À PARIS
"LE LIVRE"
9, RUE COETLOGON
1923
Rien a faire! inscrivit Mérimée en tête du premier feuillet, lorsque Colomb lui porta les volumes manuscrits de Lucien Leuwen. Et Colomb les envoya chez Crozet à Grenoble, où celui-ci les déposa à la bibliothèque de la ville. Ils y étaient depuis cinquante ans (1812-1892), lorsque les récentes exhumations de M. Casimir Striyenski—qu'il faut louer hautement pour ses nobles et littéraires efforts—comme aussi—pourquoi ne pas l'avouer?—l'idée d'apporter à M. Maurice Barrés quelques éléments nouveaux d'une sensibilité qu'il a si merveilleusement définie—et qu'il est le seul, du reste, à avoir définie—nous amenèrent à tenter cette entreprise dont Mérimée et Colomb avaient reconnu l'impossibilité. C'était assurément téméraire. Mais il est certain que si, dès les premières pages, nous avions pu prévoir les difficultés sans nombre survenues au cours du travail de restitution, nous eussions peut-être, malgré notre piété stendhalienne, volontiers laissé à d'autres, plus dévoués, le soin de déchiffrer les cinq gros volumes manuscrits dont se compose Lucien Leuwen. Non seulement à cette époque de sa vie—1834—l'écriture de Beyle devient matériellement illisible, mais encore, à la difficulté de lire le texte, s'ajoutent les ratures, les surcharges—survenant à chaque ligne—les renvois, les annotations jetées en travers des pages; les phrases disposées les unes sur les autres; les réflexions étrangères à l'objet du livre: notes sur l'état de sa santé, sur le prix des médicaments, sur les résultats de telles liaisons contractées la veille, etc.; les dates interverties à plaisir, les noms propres défigurés; le numérotage défectueux des feuillets, éparpillés à l'aventure des cahiers, et dû, sans doute, à l'ignorance du relieur chargé de les réunir, etc.
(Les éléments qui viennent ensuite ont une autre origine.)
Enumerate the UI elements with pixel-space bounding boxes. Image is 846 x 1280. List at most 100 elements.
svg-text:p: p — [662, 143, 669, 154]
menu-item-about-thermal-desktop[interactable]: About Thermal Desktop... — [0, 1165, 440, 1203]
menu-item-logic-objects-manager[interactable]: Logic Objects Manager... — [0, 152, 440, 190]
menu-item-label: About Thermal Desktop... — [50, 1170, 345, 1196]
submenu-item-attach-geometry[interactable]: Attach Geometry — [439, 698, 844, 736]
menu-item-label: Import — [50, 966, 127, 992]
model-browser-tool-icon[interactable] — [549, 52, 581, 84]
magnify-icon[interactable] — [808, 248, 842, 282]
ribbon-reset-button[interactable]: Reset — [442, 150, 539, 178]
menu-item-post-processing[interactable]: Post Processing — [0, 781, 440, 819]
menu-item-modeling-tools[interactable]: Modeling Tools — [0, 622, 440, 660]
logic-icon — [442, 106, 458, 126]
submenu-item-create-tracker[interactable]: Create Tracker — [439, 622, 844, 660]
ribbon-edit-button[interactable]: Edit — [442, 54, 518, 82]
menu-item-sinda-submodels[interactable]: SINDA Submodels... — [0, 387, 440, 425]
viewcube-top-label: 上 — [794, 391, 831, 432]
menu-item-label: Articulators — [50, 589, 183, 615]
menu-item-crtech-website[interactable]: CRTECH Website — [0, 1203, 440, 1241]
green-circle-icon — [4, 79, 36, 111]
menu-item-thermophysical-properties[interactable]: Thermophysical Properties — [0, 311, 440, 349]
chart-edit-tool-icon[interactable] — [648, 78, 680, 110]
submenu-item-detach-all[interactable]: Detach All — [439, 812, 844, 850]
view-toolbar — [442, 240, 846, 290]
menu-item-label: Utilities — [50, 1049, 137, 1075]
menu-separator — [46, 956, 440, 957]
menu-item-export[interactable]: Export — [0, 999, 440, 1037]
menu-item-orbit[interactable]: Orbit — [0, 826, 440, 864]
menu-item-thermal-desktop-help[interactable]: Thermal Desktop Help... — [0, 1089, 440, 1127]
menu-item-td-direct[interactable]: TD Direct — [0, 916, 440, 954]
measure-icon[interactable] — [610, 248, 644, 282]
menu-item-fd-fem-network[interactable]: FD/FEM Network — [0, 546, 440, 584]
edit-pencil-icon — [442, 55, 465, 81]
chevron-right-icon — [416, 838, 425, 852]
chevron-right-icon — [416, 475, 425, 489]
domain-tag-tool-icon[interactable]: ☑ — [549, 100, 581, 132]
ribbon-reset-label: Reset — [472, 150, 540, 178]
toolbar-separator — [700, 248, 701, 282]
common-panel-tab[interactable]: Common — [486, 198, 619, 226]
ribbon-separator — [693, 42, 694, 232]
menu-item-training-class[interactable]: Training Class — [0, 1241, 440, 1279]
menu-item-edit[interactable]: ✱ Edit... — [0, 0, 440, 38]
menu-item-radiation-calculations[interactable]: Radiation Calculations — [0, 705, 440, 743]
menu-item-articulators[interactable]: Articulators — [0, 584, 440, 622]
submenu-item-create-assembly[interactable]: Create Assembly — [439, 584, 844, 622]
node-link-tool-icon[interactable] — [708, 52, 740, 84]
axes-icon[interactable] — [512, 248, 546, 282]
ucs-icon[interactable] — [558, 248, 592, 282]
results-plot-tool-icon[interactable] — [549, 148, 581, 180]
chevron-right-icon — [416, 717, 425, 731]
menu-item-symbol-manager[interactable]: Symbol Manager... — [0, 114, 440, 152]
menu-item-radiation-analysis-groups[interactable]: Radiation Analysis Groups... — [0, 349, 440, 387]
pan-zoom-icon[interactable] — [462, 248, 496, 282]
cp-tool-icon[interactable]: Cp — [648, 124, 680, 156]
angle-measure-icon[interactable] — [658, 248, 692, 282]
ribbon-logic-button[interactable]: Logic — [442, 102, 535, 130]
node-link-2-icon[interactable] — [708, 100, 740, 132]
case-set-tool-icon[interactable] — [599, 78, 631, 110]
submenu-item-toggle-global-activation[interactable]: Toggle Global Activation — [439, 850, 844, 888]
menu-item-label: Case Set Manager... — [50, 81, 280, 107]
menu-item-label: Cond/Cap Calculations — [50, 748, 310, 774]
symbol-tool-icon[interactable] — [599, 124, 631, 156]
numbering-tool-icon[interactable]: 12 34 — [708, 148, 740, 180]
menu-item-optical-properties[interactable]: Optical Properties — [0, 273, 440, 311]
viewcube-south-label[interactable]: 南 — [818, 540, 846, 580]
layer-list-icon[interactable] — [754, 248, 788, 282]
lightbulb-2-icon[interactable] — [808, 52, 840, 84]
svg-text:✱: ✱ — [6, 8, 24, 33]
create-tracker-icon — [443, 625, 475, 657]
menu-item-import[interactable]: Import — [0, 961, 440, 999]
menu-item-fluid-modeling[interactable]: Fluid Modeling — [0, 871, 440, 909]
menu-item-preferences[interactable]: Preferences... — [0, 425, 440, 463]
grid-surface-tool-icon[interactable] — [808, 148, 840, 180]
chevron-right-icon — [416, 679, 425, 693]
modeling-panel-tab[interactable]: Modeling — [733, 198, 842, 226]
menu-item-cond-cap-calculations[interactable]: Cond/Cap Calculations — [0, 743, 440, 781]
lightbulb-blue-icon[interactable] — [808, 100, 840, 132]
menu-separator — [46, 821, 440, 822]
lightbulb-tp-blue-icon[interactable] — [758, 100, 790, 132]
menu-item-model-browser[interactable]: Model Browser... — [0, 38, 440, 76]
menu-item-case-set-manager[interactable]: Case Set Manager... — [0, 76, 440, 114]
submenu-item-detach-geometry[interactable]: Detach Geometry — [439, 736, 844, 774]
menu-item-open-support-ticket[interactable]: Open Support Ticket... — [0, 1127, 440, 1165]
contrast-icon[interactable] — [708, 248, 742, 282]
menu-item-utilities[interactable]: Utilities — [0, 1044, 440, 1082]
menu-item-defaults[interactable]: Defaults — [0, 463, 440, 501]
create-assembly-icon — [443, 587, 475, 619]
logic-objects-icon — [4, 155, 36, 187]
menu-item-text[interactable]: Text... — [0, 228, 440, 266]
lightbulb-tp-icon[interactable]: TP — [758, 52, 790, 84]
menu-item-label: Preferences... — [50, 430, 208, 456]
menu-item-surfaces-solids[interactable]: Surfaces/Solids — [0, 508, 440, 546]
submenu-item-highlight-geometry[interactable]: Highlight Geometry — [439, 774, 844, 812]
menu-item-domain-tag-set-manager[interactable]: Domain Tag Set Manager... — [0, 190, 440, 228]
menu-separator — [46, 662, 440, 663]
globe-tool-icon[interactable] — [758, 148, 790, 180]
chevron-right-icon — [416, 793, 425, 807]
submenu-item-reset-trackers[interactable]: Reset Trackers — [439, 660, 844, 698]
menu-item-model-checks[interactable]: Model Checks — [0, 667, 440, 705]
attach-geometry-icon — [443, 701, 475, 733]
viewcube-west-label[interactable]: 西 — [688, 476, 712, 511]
Et à tout cela, à toutes ces entraves nécessitant déjà une patience et un effort incessants, venait s'ajouter une nouvelle difficulté, plus grande encore et d'un genre différent, il est vrai, mais aussi caractéristique du labeur auquel Stendhal voulait condamner son exécuteur testamentaire. La majeure partie du roman est consignée dans un vocabulaire secret, dans une sorte d'alphabet conventionnel, dont il serait peut-être curieux de donner le détail, si Beyle—alors diplomate—n'avait pris le soin d'en changer souvent la clef, c'est-à-dire la manière de disposer les lettres, les phrases, les dates, de désigner les localités et les personnages.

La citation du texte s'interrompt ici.